With my stomach in knots, I turned to my stash and knitting patterns for something. I wasn’t sure what, but nothing easy. Nothing straight forward, but also something small enough that I would see results and receive some sort of satisfaction before the middle of next year. A lace pattern kept calling me. I wanted to use the lovely lace weight yarn for a shawl, but the one I had had in mind required 400+ stitches to be cast on (and I couldn’t find the beads I’d bought for it). A simpler shawl or at least something with few stitches to cast on was needed.

And it was there, in a different magazine – the one that I had tried to knit all those years ago, but had decided that the yarn was not right for the pattern. “Cast on 17 stitches” was almost enough to have me hooked, but I still needed to think about it. Would my yarn produce the same kind of fuzzy, lofty and light shawl? Was the colour mine or someone else’s? A few days later I cast on those 17 stitches and haven’t looked back since.

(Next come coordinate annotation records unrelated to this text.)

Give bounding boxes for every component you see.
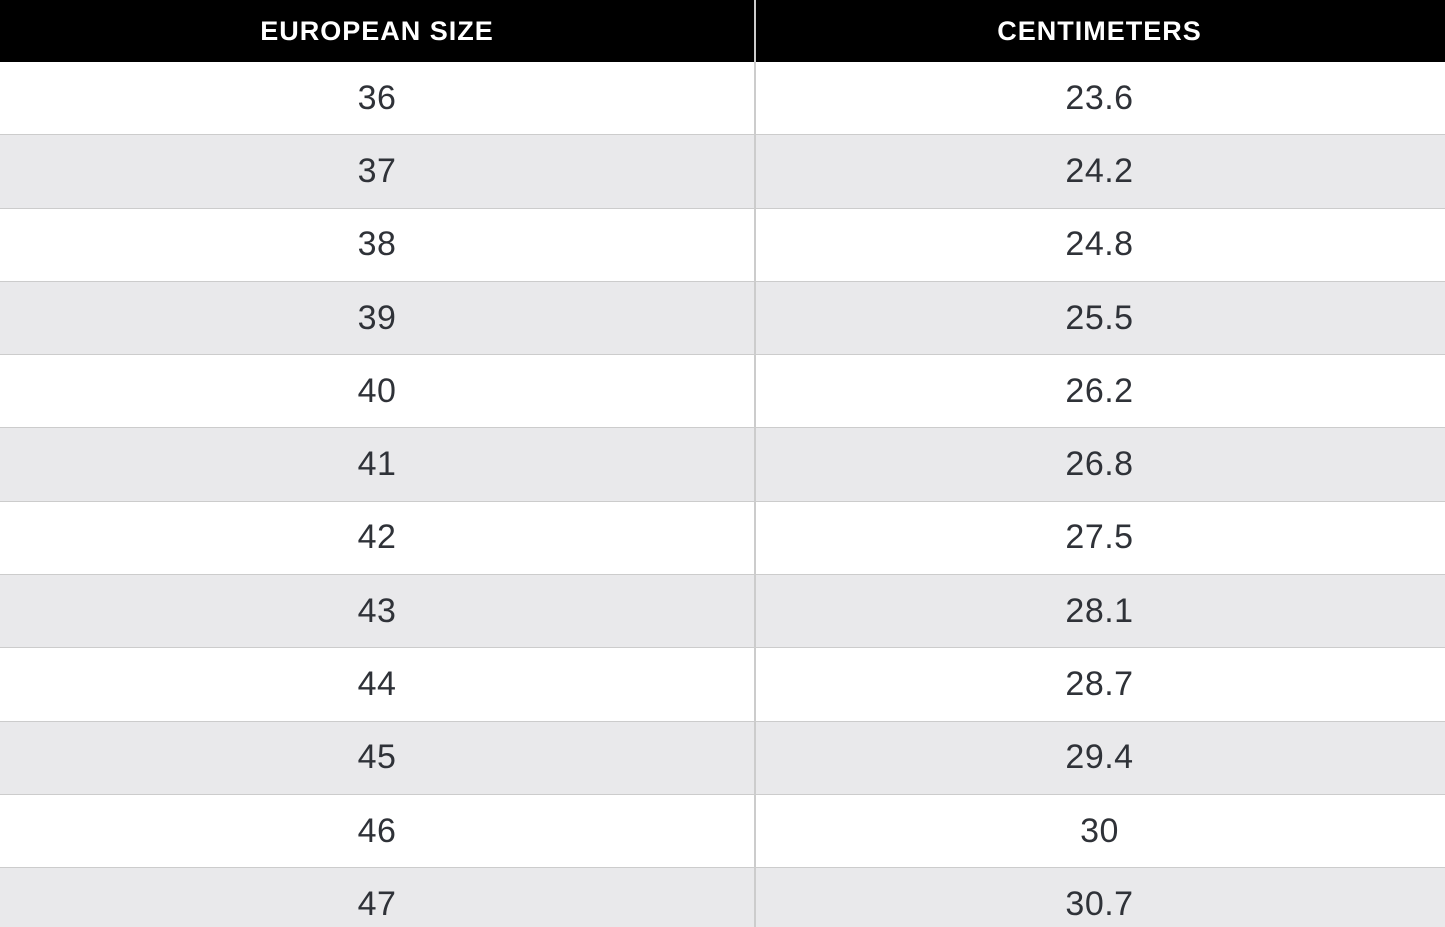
table-row: 44 28.7 bbox=[0, 648, 1445, 722]
centimeters-cell: 30 bbox=[1080, 811, 1119, 850]
table-row: 40 26.2 bbox=[0, 355, 1445, 429]
european-size-cell: 46 bbox=[0, 794, 756, 868]
centimeters-cell: 25.5 bbox=[1065, 298, 1134, 337]
table-row: 42 27.5 bbox=[0, 501, 1445, 576]
centimeters-cell: 24.2 bbox=[1065, 151, 1134, 190]
table-row: 38 24.8 bbox=[0, 208, 1445, 282]
centimeters-cell: 30.7 bbox=[1065, 884, 1134, 923]
centimeters-cell: 29.4 bbox=[1065, 738, 1134, 777]
column-header-european-size: EUROPEAN SIZE bbox=[0, 0, 756, 62]
centimeters-cell: 23.6 bbox=[1065, 78, 1134, 117]
table-row: 36 23.6 bbox=[0, 62, 1445, 136]
centimeters-cell: 26.2 bbox=[1065, 371, 1134, 410]
european-size-cell: 40 bbox=[0, 355, 756, 428]
european-size-cell: 41 bbox=[0, 428, 756, 501]
centimeters-cell: 27.5 bbox=[1065, 518, 1134, 557]
european-size-cell: 36 bbox=[0, 62, 756, 135]
european-size-cell: 39 bbox=[0, 281, 756, 355]
european-size-cell: 45 bbox=[0, 721, 756, 794]
centimeters-cell: 28.1 bbox=[1065, 591, 1134, 630]
centimeters-cell: 28.7 bbox=[1065, 665, 1134, 704]
column-header-centimeters: CENTIMETERS bbox=[997, 15, 1202, 46]
table-row: 37 24.2 bbox=[0, 135, 1445, 209]
european-size-cell: 43 bbox=[0, 575, 756, 648]
european-size-cell: 44 bbox=[0, 648, 756, 721]
table-row: 43 28.1 bbox=[0, 575, 1445, 649]
table-row: 46 30 bbox=[0, 794, 1445, 869]
european-size-cell: 42 bbox=[0, 501, 756, 575]
european-size-cell: 37 bbox=[0, 135, 756, 208]
table-body: 36 23.6 37 24.2 38 24.8 39 25.5 40 26.2 41 26.8 42 27… bbox=[0, 62, 1445, 927]
table-row: 47 30.7 bbox=[0, 868, 1445, 927]
european-size-cell: 47 bbox=[0, 868, 756, 927]
centimeters-cell: 26.8 bbox=[1065, 445, 1134, 484]
european-size-cell: 38 bbox=[0, 208, 756, 281]
table-row: 41 26.8 bbox=[0, 428, 1445, 502]
table-header-row: EUROPEAN SIZE CENTIMETERS bbox=[0, 0, 1445, 62]
centimeters-cell: 24.8 bbox=[1065, 225, 1134, 264]
table-row: 39 25.5 bbox=[0, 281, 1445, 356]
table-row: 45 29.4 bbox=[0, 721, 1445, 795]
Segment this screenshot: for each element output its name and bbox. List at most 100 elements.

But I kept looking back at the US election, and kept reading articles about why Clinton lost or did not inspire or that the establishment was the problem and Trump will change that, because he’s (apparently) anti establishment. In some ways though, whoever was chosen as the Democrats nominee would have been highly unlikely to win this election. Why? Because for the last 8 years the US president came from the Democrats and like a yarn over following a knit-two-together, Republican follows Democrat. Not always, but the pattern is there and it would have taken a Democrat candidate even more extraordinary then Clinton to keep a Democrat in the White House. 

How the Trump years shape up? Only time will tell. Like blocking lace work (soaking, stretching out, pinning in place, and allowing it to dry before removing the pins), the work has been done but the result (how good or bad) will only be known after the work has been soaked, pinned and dried. One hopes it will turn out alright.

Unlike life (or a Trump presidency), knitting can be undone and reworked. A dropped stitch can be picked up easily - a person who falls through the cracks is harder to pick up. And it is easier to forgive the wonky stitching of an early piece of lace work because it all takes time and practice. Usually a presidential candidate has cut their teeth working their way through various political pathways, i.e. independent senator or Secretary of State. A brash businessman with no experience in the political realm? Hopefully he has as a good (or better) team than Regan.

It’s hard to frog lace (frog: undo at least one row to correct an error) and it’s hard to wind back legislation one it has passed – although at least one Australian government has done so in recent years. It’s hard to know if the result will be as one hoped – only history or blocking will reveal whether or not it was worth it.

So much of this election had made me upset and angry and sick to my stomach, yet I am more determined than ever to be the change I seek in this world. Knitting lace with lace weight yarn has helped keep my calm, helped focus my mind and cleared my head when anxiety (job hunting and US election related) might have consumed me.

The therapeutic nature of knitting is well documented, but, for me, the therapeutic nature of knitting lace with lace weight yarn has surprised me: given that I nearly threw the yarn across the room in frustration last time I tried it. Now, all I want to do is knit this shawl. It’s coming along nicely and, as mentioned, it is the opposite of frustrating. I have less than half of it to go, and the ball of alpaca and silk seems to still be the same size as when I started – it’s not, I had to weigh it to make sure that it wasn’t a magic ball of yarn, somehow related to Norman Lindsay's Magic Pudding.

I am hopeful that it will be a nice shawl and that I, or whoever receives it, will like it. I am trying to be equally hopeful that Trump makes an alright president.